Quand il était gamin, il rêvait d’être paysan comme le furent ses grands-pères. Ce retour à la terre, Valère Nedey y songe toujours « parce que j’aime les choses simples comme cultiver un jardin, manger une soupe de légumes ou deux œufs sur le plat, surprendre un lever de soleil sur la Forêt noire ».
À défaut de la terre, il fut trempé tout gosse dans la mécanique automobile avec son père Jean dont la photo trône sur son bureau de Voujeaucourt. « Né à Voujeaucourt, j’ai eu une enfance sensationnelle avec mes quatre sœurs. J’ai été élevé dans une famille modeste et humble. Notre seule richesse, c’était le cœur ». La saga Nedey débute il y a un demi-siècle. Jean Nedey crée un garage à Lougres. Il répare les tracteurs, voitures, machines agricoles et les mobs tandis que son fils poursuit ses études, passe un bac technique au lycée Viette, temple sacré de l’automobile. En 1975, il rejoint l’entreprise familiale puis part faire ses armes professionnelles chez Michelin à Clermont-Ferrand. Son périple passe par Boulogne-Billancourt « à l’époque des premiers bancs électroniques », rejoint Citroën quai de Javel puis Strasbourg, peaufine sa formation en commerce et comptabilité à Lyon et au Danemark. En 1984, il reprend le garage de son père à Lougres.
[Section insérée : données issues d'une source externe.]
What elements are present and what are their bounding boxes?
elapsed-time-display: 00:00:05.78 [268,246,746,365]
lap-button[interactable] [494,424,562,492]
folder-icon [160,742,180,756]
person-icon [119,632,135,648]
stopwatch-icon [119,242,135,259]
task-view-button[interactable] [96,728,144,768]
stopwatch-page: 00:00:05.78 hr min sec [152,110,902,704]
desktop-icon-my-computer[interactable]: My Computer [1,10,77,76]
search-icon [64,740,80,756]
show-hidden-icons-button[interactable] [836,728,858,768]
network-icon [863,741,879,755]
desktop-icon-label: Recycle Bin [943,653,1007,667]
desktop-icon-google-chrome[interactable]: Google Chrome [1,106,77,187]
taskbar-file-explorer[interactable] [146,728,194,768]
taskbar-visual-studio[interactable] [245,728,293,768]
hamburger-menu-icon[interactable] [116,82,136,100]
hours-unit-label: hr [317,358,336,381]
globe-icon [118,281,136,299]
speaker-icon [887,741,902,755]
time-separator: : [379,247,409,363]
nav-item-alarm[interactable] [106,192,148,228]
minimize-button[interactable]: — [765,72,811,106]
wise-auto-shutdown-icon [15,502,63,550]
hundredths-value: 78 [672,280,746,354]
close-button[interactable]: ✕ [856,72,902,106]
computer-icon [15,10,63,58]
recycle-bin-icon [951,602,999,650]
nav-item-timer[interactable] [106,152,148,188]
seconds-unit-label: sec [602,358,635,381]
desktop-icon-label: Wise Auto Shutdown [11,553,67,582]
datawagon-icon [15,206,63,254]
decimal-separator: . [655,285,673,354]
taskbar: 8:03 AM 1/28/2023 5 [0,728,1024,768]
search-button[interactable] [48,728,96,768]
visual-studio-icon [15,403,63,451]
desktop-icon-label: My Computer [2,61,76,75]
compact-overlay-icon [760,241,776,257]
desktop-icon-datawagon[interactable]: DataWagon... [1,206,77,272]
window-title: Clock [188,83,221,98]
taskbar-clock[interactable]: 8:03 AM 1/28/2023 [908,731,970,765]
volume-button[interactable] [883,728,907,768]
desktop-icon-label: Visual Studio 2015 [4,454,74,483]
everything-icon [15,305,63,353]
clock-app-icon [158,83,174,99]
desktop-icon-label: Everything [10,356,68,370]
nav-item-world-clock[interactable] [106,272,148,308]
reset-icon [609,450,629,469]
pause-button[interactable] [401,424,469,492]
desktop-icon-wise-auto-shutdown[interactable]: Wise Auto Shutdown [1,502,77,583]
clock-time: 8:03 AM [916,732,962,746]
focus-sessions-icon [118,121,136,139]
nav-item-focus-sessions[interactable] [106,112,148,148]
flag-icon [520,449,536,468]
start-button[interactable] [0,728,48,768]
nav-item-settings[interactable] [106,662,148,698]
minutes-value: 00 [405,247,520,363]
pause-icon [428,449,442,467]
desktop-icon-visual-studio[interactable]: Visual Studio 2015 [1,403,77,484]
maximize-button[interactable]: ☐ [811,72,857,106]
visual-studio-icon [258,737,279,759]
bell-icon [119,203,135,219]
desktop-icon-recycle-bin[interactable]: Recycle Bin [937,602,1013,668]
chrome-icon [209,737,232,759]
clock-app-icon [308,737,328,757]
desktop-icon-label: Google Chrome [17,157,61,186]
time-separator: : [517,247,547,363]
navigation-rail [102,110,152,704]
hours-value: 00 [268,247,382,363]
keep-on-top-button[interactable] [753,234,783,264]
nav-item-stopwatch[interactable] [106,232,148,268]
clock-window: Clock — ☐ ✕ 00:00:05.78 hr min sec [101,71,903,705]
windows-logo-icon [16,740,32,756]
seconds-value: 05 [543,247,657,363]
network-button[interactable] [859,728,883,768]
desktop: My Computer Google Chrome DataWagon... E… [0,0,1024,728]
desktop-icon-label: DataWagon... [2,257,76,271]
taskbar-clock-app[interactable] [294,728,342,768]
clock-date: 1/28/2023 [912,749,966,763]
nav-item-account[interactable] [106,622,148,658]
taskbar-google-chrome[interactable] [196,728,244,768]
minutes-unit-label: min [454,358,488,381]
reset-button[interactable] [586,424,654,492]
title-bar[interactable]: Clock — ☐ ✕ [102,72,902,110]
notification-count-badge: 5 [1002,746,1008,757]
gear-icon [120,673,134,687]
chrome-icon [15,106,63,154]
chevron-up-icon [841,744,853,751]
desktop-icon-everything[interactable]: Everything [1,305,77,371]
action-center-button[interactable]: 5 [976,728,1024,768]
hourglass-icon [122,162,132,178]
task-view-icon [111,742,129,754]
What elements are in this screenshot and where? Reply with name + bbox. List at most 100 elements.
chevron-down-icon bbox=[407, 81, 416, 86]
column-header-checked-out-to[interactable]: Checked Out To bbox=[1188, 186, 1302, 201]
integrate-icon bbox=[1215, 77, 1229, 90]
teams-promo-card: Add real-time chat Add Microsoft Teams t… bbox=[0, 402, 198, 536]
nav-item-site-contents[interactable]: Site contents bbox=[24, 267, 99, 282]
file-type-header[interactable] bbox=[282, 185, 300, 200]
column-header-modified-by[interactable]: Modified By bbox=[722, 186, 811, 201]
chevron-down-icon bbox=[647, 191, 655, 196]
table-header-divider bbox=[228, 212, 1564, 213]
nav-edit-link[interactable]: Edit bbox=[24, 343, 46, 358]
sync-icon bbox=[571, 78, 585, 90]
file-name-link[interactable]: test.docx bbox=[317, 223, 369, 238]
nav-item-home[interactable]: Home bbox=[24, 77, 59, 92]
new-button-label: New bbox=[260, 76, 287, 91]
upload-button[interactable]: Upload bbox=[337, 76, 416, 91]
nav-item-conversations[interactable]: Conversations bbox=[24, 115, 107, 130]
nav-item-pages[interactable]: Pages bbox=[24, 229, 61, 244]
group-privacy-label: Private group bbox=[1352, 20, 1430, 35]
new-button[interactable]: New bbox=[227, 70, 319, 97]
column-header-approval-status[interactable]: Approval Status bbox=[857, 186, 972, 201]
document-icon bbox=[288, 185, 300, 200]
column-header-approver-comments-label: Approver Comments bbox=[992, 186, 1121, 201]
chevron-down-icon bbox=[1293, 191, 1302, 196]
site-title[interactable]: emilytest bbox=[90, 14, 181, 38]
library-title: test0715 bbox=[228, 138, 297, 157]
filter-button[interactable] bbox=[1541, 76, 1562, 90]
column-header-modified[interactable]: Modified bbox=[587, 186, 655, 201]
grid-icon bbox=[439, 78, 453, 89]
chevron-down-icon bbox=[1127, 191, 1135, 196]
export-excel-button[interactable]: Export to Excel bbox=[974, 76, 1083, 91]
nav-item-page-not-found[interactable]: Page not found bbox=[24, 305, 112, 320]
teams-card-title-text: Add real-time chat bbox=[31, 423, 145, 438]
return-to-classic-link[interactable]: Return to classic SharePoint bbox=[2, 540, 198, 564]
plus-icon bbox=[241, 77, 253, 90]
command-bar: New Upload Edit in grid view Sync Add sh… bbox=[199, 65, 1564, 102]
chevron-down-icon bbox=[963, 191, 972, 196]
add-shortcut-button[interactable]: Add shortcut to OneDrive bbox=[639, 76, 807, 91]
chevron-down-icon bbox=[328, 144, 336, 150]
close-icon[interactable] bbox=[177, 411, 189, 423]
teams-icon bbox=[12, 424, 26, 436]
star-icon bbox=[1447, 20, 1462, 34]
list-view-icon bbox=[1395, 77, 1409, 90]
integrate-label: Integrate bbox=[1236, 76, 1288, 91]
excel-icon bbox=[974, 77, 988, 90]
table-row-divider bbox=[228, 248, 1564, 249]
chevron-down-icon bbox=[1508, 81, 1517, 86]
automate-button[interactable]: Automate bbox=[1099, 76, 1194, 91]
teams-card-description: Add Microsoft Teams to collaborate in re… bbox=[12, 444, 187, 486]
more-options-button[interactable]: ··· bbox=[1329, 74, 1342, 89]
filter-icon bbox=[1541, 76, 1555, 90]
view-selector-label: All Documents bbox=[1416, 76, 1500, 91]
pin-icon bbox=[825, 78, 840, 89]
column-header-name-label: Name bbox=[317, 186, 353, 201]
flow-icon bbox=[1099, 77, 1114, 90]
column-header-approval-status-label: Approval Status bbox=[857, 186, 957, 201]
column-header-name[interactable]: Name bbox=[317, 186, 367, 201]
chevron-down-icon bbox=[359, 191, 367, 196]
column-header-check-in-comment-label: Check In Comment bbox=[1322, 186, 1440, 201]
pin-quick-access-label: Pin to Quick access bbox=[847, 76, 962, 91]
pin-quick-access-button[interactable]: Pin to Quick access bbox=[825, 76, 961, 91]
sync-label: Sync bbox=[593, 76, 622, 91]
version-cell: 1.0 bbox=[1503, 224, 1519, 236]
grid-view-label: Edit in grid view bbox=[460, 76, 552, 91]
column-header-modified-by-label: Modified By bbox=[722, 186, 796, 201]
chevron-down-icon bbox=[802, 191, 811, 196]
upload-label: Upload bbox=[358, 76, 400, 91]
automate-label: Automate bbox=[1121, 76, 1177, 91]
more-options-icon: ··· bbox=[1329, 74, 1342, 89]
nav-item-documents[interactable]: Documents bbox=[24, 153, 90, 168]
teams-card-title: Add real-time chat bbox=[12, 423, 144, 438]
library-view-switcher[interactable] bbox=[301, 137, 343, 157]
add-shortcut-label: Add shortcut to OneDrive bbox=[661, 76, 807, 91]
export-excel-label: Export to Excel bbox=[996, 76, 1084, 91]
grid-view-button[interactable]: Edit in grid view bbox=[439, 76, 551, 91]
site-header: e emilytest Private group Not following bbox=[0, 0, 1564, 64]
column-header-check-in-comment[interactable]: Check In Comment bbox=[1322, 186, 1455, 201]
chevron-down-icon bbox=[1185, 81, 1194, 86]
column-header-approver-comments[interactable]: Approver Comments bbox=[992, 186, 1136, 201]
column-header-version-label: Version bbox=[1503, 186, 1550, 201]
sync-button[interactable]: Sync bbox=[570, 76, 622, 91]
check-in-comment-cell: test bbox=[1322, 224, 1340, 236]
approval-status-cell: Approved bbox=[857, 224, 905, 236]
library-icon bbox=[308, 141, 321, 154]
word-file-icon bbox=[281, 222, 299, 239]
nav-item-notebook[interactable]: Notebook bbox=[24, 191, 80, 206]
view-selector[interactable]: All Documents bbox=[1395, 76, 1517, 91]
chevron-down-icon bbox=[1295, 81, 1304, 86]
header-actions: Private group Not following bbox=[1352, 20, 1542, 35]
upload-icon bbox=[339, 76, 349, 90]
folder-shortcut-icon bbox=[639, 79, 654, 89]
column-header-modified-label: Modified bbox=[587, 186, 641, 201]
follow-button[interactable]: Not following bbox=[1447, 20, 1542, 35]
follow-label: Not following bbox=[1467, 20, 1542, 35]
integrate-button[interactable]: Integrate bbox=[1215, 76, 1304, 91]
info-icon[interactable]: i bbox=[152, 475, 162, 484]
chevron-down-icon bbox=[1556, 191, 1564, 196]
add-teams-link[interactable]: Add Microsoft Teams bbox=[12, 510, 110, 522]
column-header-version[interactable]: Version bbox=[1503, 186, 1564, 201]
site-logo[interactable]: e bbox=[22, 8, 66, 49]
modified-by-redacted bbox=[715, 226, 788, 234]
Il met en application ces acquis chez les constructeurs, vend 300 véhicules par an. Citroën le nomme concessionnaire. En novembre 1989, il ouvre sa concession à Voujeaucourt avec une dizaine d’employés. Aujourd’hui, les concessions Nedey couvrent tout le Nord Franche-Comté. Ce succès professionnel n’a pas fait tourner la tête de Valère Nedey. L’homme est resté simple. Quand il arrive le matin à la concession de Voujeaucourt, il passe dans chaque bureau saluer ses employés. Son bureau à lui n’a rien de clinquant. Sobriété absolue. Quelques photos aux murs de sa famille et de l’abbé Pierre. Même pas un ordinateur.

Signe du Capricorne

« Malgré l’ampleur de la société, l’ambiance demeure très familiale assure Philippe Duroux. Valère Nedey est un battant, un fonceur qui a insufflé une politique basée sur la confiance dans la société. On tire tous dans le même sens. Travaillez chez Nedey, c’est une référence, un label de qualité. Du reste, il paye bien ses gens, de 20 à 25 % au-dessus de la convention collective, ce qui induit des exigences de qualité et de travail ».
« Pour être les premiers, il faut mettre en exergue son faire, son savoir, son savoir-faire et son faire savoir. C’est ainsi qu’on réussit, avoue volontiers Valère Nedey. Je n’ai pas de recette magique. Ce que j’entreprends, je le fais avec le cœur, l’envie et le souci du travail bien fait. Je ne suis pas un patron autoritaire. Je dirais plutôt dur mais juste ». Sa réussite repose sans doute sur sa disponibilité, sa réactivité, son audace et son contact avec les employés.
Du signe du capricorne, l’homme qui ne porte pas de cravate, roule en C6 noire ou trône entre les sièges en cuir une paire de bottes en caoutchouc pour aller « crapahuter dans la nature » avoue une « petite cinquantaine ». Il est né l’année de sortie de la traction Citroën 15 chevaux, six cylindres avec suspension hydraulique !

F.J.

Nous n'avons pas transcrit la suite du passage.